Pelosi favors that version though she said a final decision hadn't been made. In the Senate, Majority Leader Harry Reid is weighing whether to include some version of a public plan as he works to merge the Finance bill with a more liberal version approved by the Health, Education, Labor and Pensions Committee.

Because of opposition from moderate Senate Democrats, any public plan Reid does include would likely be some type of compromise, such as leaving the decision on a public plan to states, or offering public coverage only as a backstop in areas where one insurer has a lock on the market — the approach favored by moderate Sen. Olympia Snowe, who has considerable leverage as the lone GOP vote in favor of the health care bill in the Finance Committee.

Pelosi didn't rule out or in supporting any such compromise but said that when the House and Senate meet for negotiations on their respective health care bills, she wants the House to have passed the strongest public plan version possible.

"I want to send our conferees to the table with the most muscle for the middle class," she said.

A spokesman for an industry group, America's Health Insurance Plans, didn't immediately respond to a request for response to Pelosi's comments.
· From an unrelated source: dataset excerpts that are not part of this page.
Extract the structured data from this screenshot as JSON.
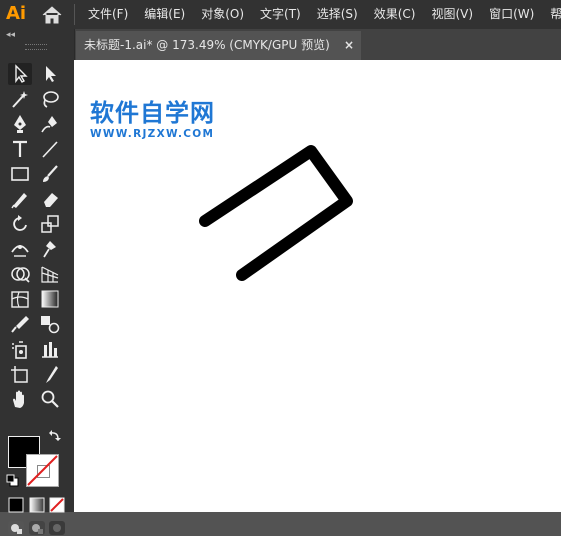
{
  "app": {
    "logo_text": "Ai",
    "accent_color": "#FF9A00"
  },
  "menubar": {
    "items": [
      "文件(F)",
      "编辑(E)",
      "对象(O)",
      "文字(T)",
      "选择(S)",
      "效果(C)",
      "视图(V)",
      "窗口(W)",
      "帮助("
    ]
  },
  "document_tab": {
    "label": "未标题-1.ai* @ 173.49% (CMYK/GPU 预览)",
    "close_label": "×"
  },
  "toolbar": {
    "collapse_label": "◂◂"
  },
  "watermark": {
    "title": "软件自学网",
    "url": "WWW.RJZXW.COM",
    "color": "#1f77d4"
  },
  "canvas": {
    "background": "#FFFFFF",
    "stroke_color": "#000000"
  },
  "colors": {
    "fill": "#000000",
    "stroke": "none"
  }
}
The insurance industry and other business groups contend a public plan could drive private insurers out of business because they wouldn't be able to compete with the weight of the federal government.

Negotiations were continuing in the House and Senate with the aim of beginning floor debate in each chamber within weeks, though likely not this month. Obama wants to sign a bill this year. Overall, the legislation would carry a price tag around $900 billion over 10 years, require most people for the first time to purchase insurance, provide subsidies to help lower-income people do so, and put new requirements on insurance companies to prevent them from charging much more to older people or denying coverage to people with pre-existing conditions.

The House and Senate would also have to reconcile the very different methods the two chambers use to pay for their health bills. The House legislation would raise taxes on high earners, whereas the Senate Finance bill would tax high-value health insurance plans.

Labor unions strongly oppose the insurance plan tax, fearing it would hit their members. The No. 2 Senate Democrat, Dick Durbin of Illinois, said Wednesday that he had similar concerns and that the bill probably will be changed to tax fewer high-cost health plans.

"Of course, that will cost money," Durbin said, adding that he did not know where it would come from.